メランクさん

クリーピー 偽りの隣人のメランクさんのネタバレレビュー・内容・結末

クリーピー 偽りの隣人(2016年製作の映画)
5.0

このレビューはネタバレを含みます

黒沢清監督に苦手意識があったんですが、これはもうやられました。

ちょうど先日まで何も知らずに北九州連続監禁殺人事件を扱った「消された一家」を読んでて、今作は明らかにそれを参考にしてるだけに、最後の着地点に号泣した。

まず前提として、人がこんなふうに不条理なトラップに引っかかるということが前掲書を通じてわかってて、しかも北九州の件では情緒や論理は完全に敗北する。
現実的に、北九州の件が解決したのは偶発的な結果なのだ。

今作でも論理、あるいは一般的な正しさが冒頭で否定され、元部下が死に、妻が洗脳されるという形で完全に玉砕したかのように見える。

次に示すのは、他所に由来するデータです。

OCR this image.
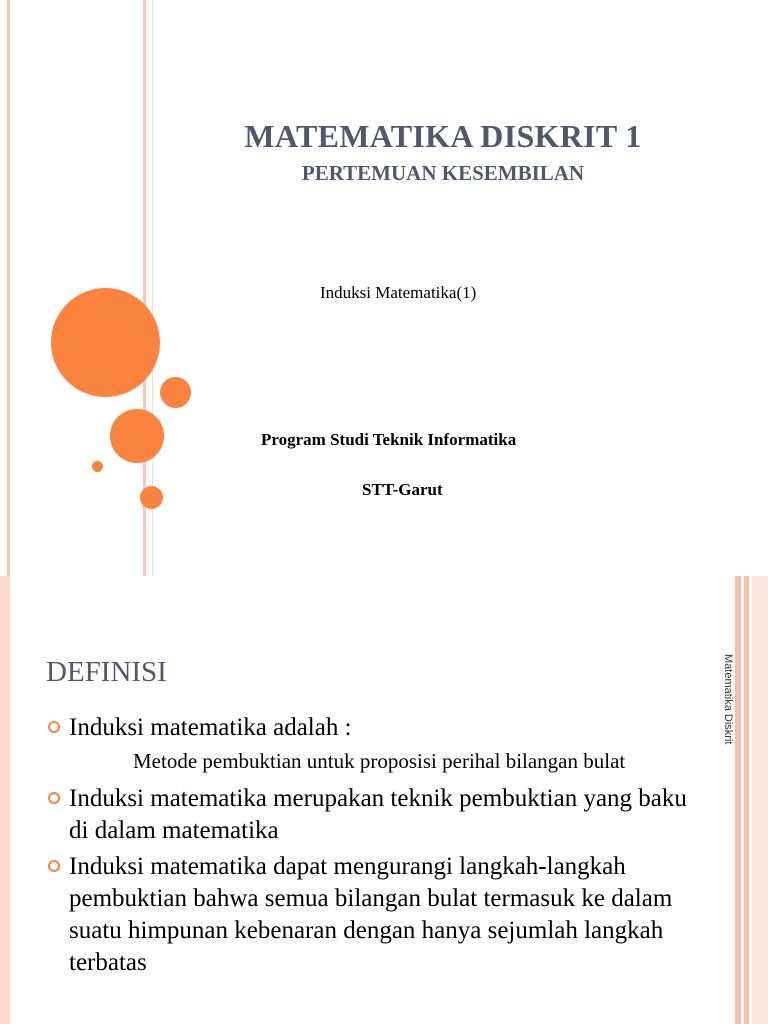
MATEMATIKA DISKRIT 1
PERTEMUAN KESEMBILAN
Induksi Matematika(1)
Program Studi Teknik Informatika
STT-Garut
DEFINISI	Matematika Diskrit
Induksi matematika adalah :
Metode pembuktian untuk proposisi perihal bilangan bulat
Induksi matematika merupakan teknik pembuktian yang baku di dalam matematika
Induksi matematika dapat mengurangi langkah-langkah pembuktian bahwa semua bilangan bulat termasuk ke dalam suatu himpunan kebenaran dengan hanya sejumlah langkah terbatas
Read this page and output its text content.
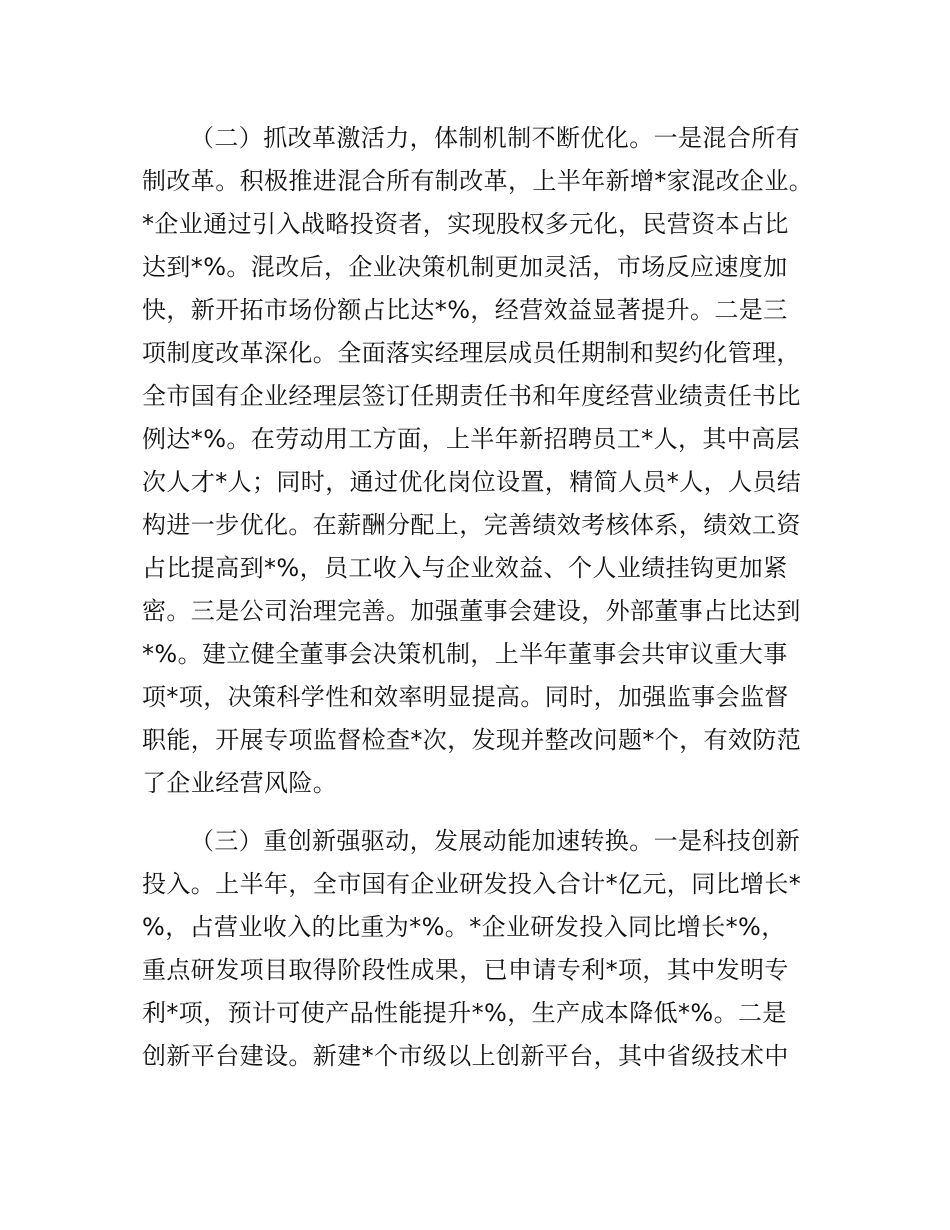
（二）抓改革激活力，体制机制不断优化。一是混合所有
制改革。积极推进混合所有制改革，上半年新增*家混改企业。
*企业通过引入战略投资者，实现股权多元化，民营资本占比
达到*%。混改后，企业决策机制更加灵活，市场反应速度加
快，新开拓市场份额占比达*%，经营效益显著提升。二是三
项制度改革深化。全面落实经理层成员任期制和契约化管理，
全市国有企业经理层签订任期责任书和年度经营业绩责任书比
例达*%。在劳动用工方面，上半年新招聘员工*人，其中高层
次人才*人；同时，通过优化岗位设置，精简人员*人，人员结
构进一步优化。在薪酬分配上，完善绩效考核体系，绩效工资
占比提高到*%，员工收入与企业效益、个人业绩挂钩更加紧
密。三是公司治理完善。加强董事会建设，外部董事占比达到
*%。建立健全董事会决策机制，上半年董事会共审议重大事
项*项，决策科学性和效率明显提高。同时，加强监事会监督
职能，开展专项监督检查*次，发现并整改问题*个，有效防范
了企业经营风险。
（三）重创新强驱动，发展动能加速转换。一是科技创新
投入。上半年，全市国有企业研发投入合计*亿元，同比增长*
%，占营业收入的比重为*%。*企业研发投入同比增长*%，
重点研发项目取得阶段性成果，已申请专利*项，其中发明专
利*项，预计可使产品性能提升*%，生产成本降低*%。二是
创新平台建设。新建*个市级以上创新平台，其中省级技术中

だが、最終的にそこに打ち勝つところにカタルシスがある。
完全に死に絶えてもまだ弾を撃ち込もうとするところ、また妻のあの絶叫に、恐怖の本質を捉えていると感じた。

しかし、これはフィクションだから勝てたんだと思う。
犯罪心理学を学んだ元警官だから、ということができてしまう。

それでも「消された一家」を読んだ直後だから救いを感じてしまい、涙が止まらなかった。